I don't have an implementation yet. I want to be sure I do the 'right'
implementation first... Here's the fundamental problem:
I don't believe there is any enforcing of case on usernames. Hence I
theoretically could have a JAMES user name of je...@malcolms.com. I do
know for certain that there is downstream code in the mailbox writing
area that IS case sensitive on the username (i.e. mailbox name) and
throws exceptions if the case passed in on the target acct name does not
match the username case. Granted we could go find all downstream code
and ensure all code is not case-sensitive. But I'm not a big proponent
of 'finding all situations where...' because there's always going to be
one place I missed, especially where there is one single point that
could alternatively fix the problem for all cases.
ToSenderFolder calls AbstractUsersRepository.getUser(...)
AbstractUserRepository.getName(...) calls asString() which returns
localPart + "@" + domain.asString()
Domain.asString() returns normalizedDomainName which is:
removeBrackets(domainName.toLowerCase(Locale.US));
So right now, ToSendeFolder is using the original case of localPart plus
lowercased domainname, which still will possibly not match the case of
the user account name and will throw the exception.
One fix is to simply localPart.toLowerCase(). But that is only good if
ALL usernames are forced to be all lowercase, which I'm not sure is a
change we want to force (unless it's already being forced).
The other fix (which I'm proposing) is for AbstractUserRepository to
convert the derived username to the correct case found in the list of
account names (JAMES_USER). Simply do a case-insensitive lookup using
"je...@malcolms.com" which will return the correct case of
je...@malcolms.com found in JAMES_USER to be returned to the caller (e.g
ToSenderFolder mailet).
My question is what is the correct way to do a 'case-insensitive lookup
of <username>' that spans all of the various implementations of user
name storage (not just JPA/JDBC, etc).
Thanks
Jerry
On 10/29/2019 3:15 AM, Duc Tran wrote:
Hello Jerrry, can you provide me a block of code of the
implementation, I didn't found the place where it lowercases the sender.
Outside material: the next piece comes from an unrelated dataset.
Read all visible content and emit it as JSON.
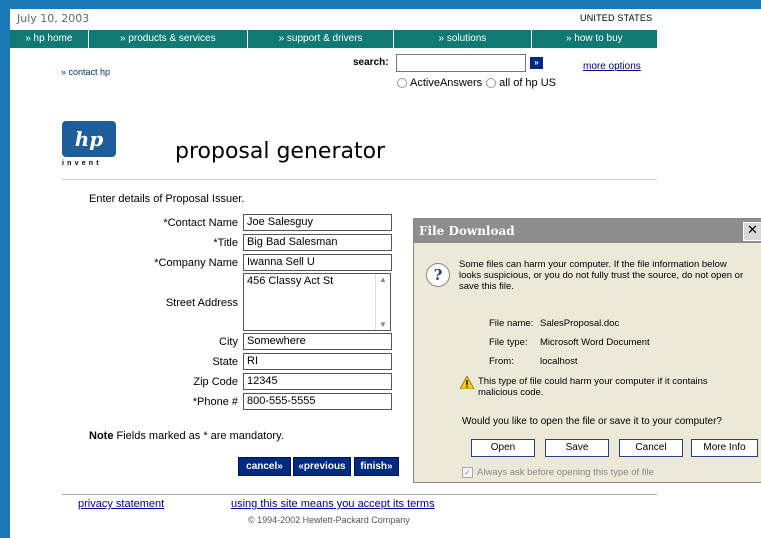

I had looked in `UserRepository.getUser(MailAddress)` implementations
(`AbstractUsersRepository`, `ReadOnlyUsersLDAPRepository`)
Or if better, you can open a pull request with a new test to prove you
argument, so we can get what you want to describe quickly
Duc Tran
On 28/10/2019 04:40, Jerry Malcolm wrote:
My previous post explains a problem when there are capitalization
inconsistencies between the target acct name and the user name. I've
traced through the code and see how this is happening:
The "To" and "Sender" fields can be any case: je...@xyz.com.
usersRepository.getUser(sender) lowercases the domain portion of the
address, but does not lowercase the name portion of the address. It
will return je...@xyz.com, which has no correlation to the actual
account name. This results in the mailbox "ReadOnly" exception which
actually means mailbox not found.
I believe the usersRepository.getUser(sender) should do a lookup in
the usersRepository and return the actual user name and case from the
repository. And if the derived 'user name' doesn't match an account,
I think an error should be returned.
I can make the changes. But again, I want to make sure I'm not
violating what was intended with this function. I just need
confirmation that what I'm proposing is correct.